Adnoc holds a 60 per cent stake in the concession alongside the US major, which has 28 per cent interest and the Japan Oil Development Company has the remaining stake.

The companies are undertaking a $30bn expansion of the field, which is crucial to Adnoc’s plans to raise production capacity to 4 million bpd by 2020 and 5 million bpd by 2030.

“Our existing partnership with Exxon Mobil on the Upper Zakum field is a prime example of how Adnoc engages with world-class partners that bring expertise and advanced technology to unlock value from our resources, for mutual benefit, and deliver the greatest possible returns to the UAE,” said Dr Sultan Al Jaber, UAE Minister of State and Adnoc Group chief executive.

The UAE accounts for 4.2 per cent of global crude production, much of it from fields owned and operated by Adnoc. The state oil company has been increasing activity upstream and launched its second licensing round last week, offering five blocks onshore and offshore.

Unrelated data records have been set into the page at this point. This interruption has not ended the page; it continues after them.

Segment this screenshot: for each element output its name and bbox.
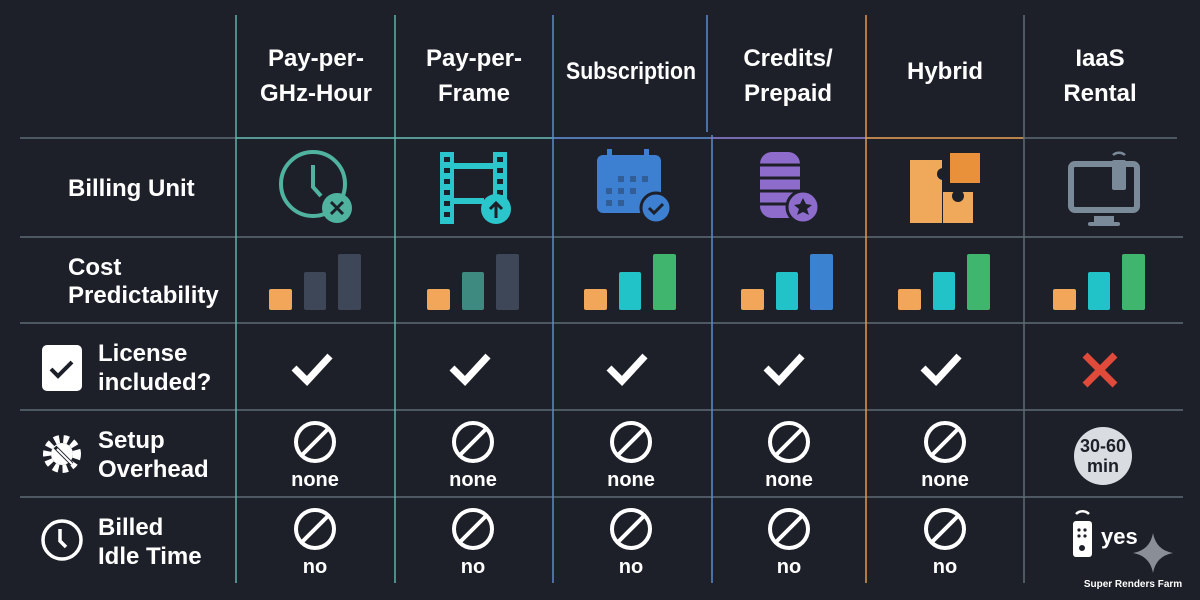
sparkle xyxy=(1133,533,1173,573)
row labels: Cost xyxy=(68,254,121,281)
row labels: Idle Time xyxy=(98,543,202,570)
idle yes remote: yes xyxy=(1101,524,1138,549)
text: none xyxy=(449,469,497,491)
setup & idle none/no xyxy=(296,423,964,548)
text: no xyxy=(303,556,327,578)
header row: Credits/ xyxy=(743,45,833,72)
icon: gear xyxy=(47,439,77,469)
header row: IaaS xyxy=(1075,45,1125,72)
row labels: Overhead xyxy=(98,456,209,483)
icon: puzzle xyxy=(910,153,980,223)
icon: checkbox xyxy=(42,345,82,391)
badge 30-60 min xyxy=(1074,427,1132,485)
row labels: included? xyxy=(98,369,211,396)
bar charts xyxy=(269,254,1145,310)
row labels: Predictability xyxy=(68,282,219,309)
row labels: License xyxy=(98,340,187,367)
icon: calendar xyxy=(597,149,671,223)
text: no xyxy=(933,556,957,578)
header row: Subscription xyxy=(566,58,696,85)
row labels: Billed xyxy=(98,514,163,541)
icon: monitor remote xyxy=(1071,153,1137,226)
row labels: Billing Unit xyxy=(68,175,195,202)
license checks xyxy=(294,355,1115,385)
header row: Pay-per- xyxy=(426,45,522,72)
badge 30-60 min: min xyxy=(1087,456,1119,476)
text: none xyxy=(765,469,813,491)
icon: clock x xyxy=(281,152,352,223)
idle yes remote xyxy=(1073,511,1138,557)
row labels xyxy=(68,175,219,570)
header row: Rental xyxy=(1063,80,1137,107)
header row: Pay-per- xyxy=(268,45,364,72)
text: none xyxy=(921,469,969,491)
badge 30-60 min: 30-60 xyxy=(1080,436,1126,456)
text: no xyxy=(461,556,485,578)
icon: coins xyxy=(760,152,819,223)
header row: Prepaid xyxy=(744,80,832,107)
row labels: Setup xyxy=(98,427,165,454)
text: none xyxy=(291,469,339,491)
icon: clock xyxy=(43,521,81,559)
text: no xyxy=(619,556,643,578)
text: no xyxy=(777,556,801,578)
text: none xyxy=(607,469,655,491)
header row: GHz-Hour xyxy=(260,80,372,107)
icon: film xyxy=(440,152,511,224)
header row xyxy=(260,45,1137,107)
watermark: Super Renders Farm xyxy=(1084,579,1182,590)
header row: Hybrid xyxy=(907,58,983,85)
header row: Frame xyxy=(438,80,510,107)
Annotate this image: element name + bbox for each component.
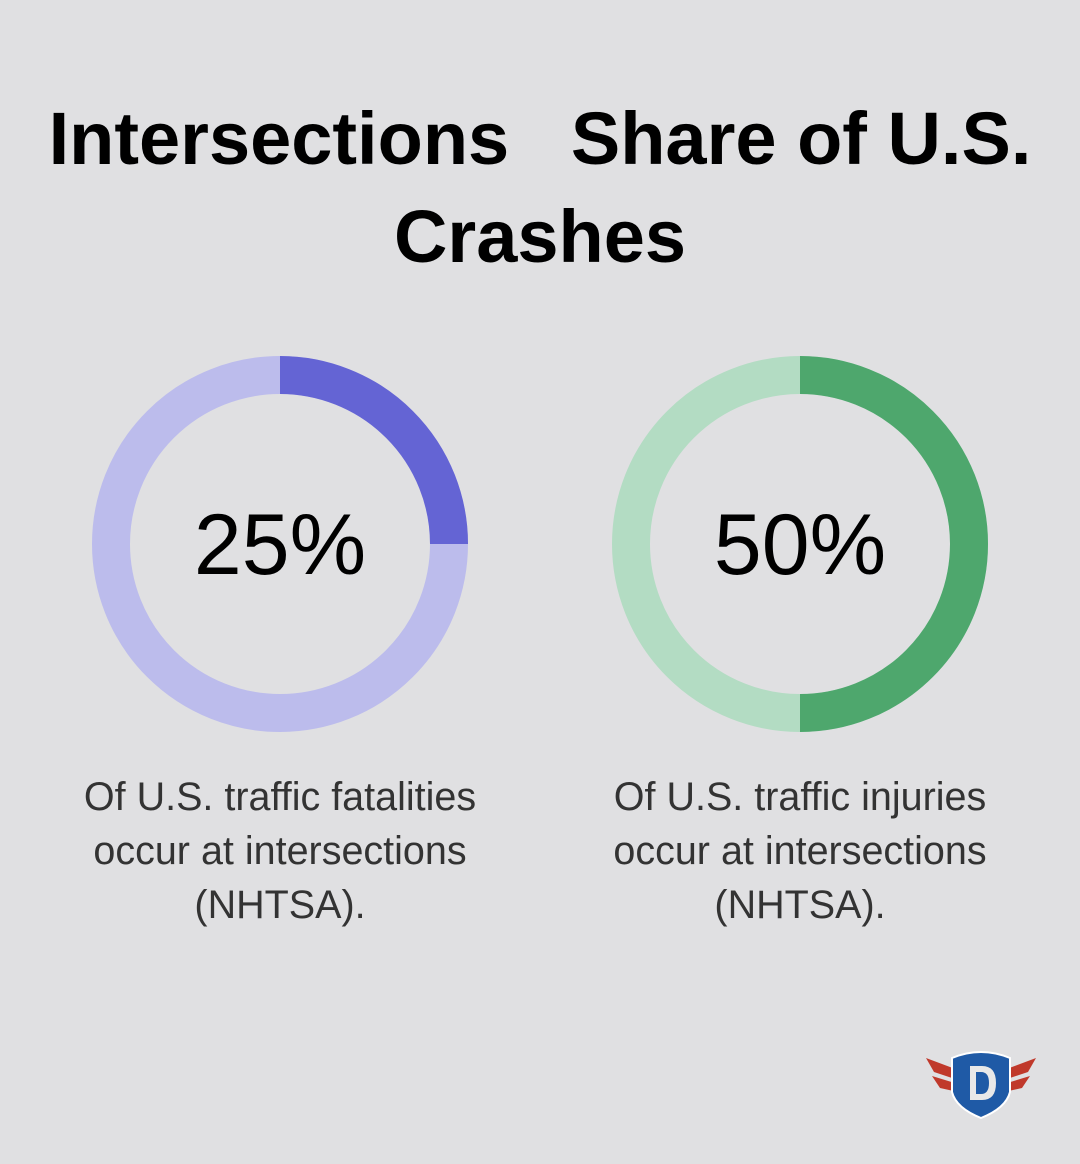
title (49, 97, 1031, 278)
donut: 50% injuries (631, 375, 969, 713)
donut: 25% fatalities (111, 375, 449, 713)
caption: fatalities (84, 775, 476, 927)
icon: logo shield (926, 1052, 1036, 1118)
caption: fatalities: Of U.S. traffic fatalities (84, 775, 476, 819)
title: Intersections Share of U.S. (49, 97, 1031, 180)
caption: injuries (613, 775, 987, 927)
donut: 50% injuries: 50% (714, 497, 886, 593)
caption: fatalities: (NHTSA). (194, 883, 366, 927)
caption: fatalities: occur at intersections (93, 829, 467, 873)
caption: injuries: occur at intersections (613, 829, 987, 873)
caption: injuries: (NHTSA). (714, 883, 886, 927)
donut: 25% fatalities: 25% (194, 497, 366, 593)
title: Crashes (394, 195, 686, 278)
caption: injuries: Of U.S. traffic injuries (614, 775, 986, 819)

Upper Zakum, the world’s second-largest offshore field and fourth-largest oilfield globally, currently produces 650,000 bpd, according to Exxon, with efforts underway to raise production capacity to 750,000 bpd.

In order to handle this increase, the partners are building four new artificial islands to accommodate drilling rigs, processing facilities and associated infrastructure at a cost of around $21.8bn.

Japan’s Inpex was awarded a front-end engineering design contract last year to raise the production capacity on the field to 1 million bpd by 2024.

Inpex is also an asset lead on the Lower Zakum concession, where efforts are underway by partners including France’s Total, China National Petroleum Corporation as well as an Indian consortium to raise production capacity from 300,000 bpd to 450,000 bpd.

Adnoc sees greater efficiencies between Upper and Lower Zakum developments to lower costs and streamline utilisation of infrastructure. New extended-reach drilling for the Lower Zakum concession, which is expected to start later this year, will commence from the Al Ghallan island, which has been constructed to support production from Upper Zakum.

Around 10 artificial islands are being constructed to boost production capacity from the ultra-sour concessions of Hail, Ghasha and Dalma, where majors such as Total, OMV as well as Wintershall are undertaking development.

UAE firm National Marine Dredging Company was in February awarded a dredging contract to construct artificial islands to support developments at the Ghasha field.

Exxon and Adnoc are also keen to explore downstream investments, as well as opportunities in gas and liquefied natural gas. The US major also expressed interest in Adnoc’s second bidding round, which is expected to close in November, with the first contracts announced in the first quarter of 2020.

Last year, Abu Dhabi announced the discovery of large hydrocarbon deposits equivalent to a 1 per cent increase in existing oil reserves as well as a 7.1 per cent addition to proven reserves. The finds, the largest in recent years for gas, have the potential to end the UAE's dependence on pipeline imports and transform it into a net exporter of the fuel.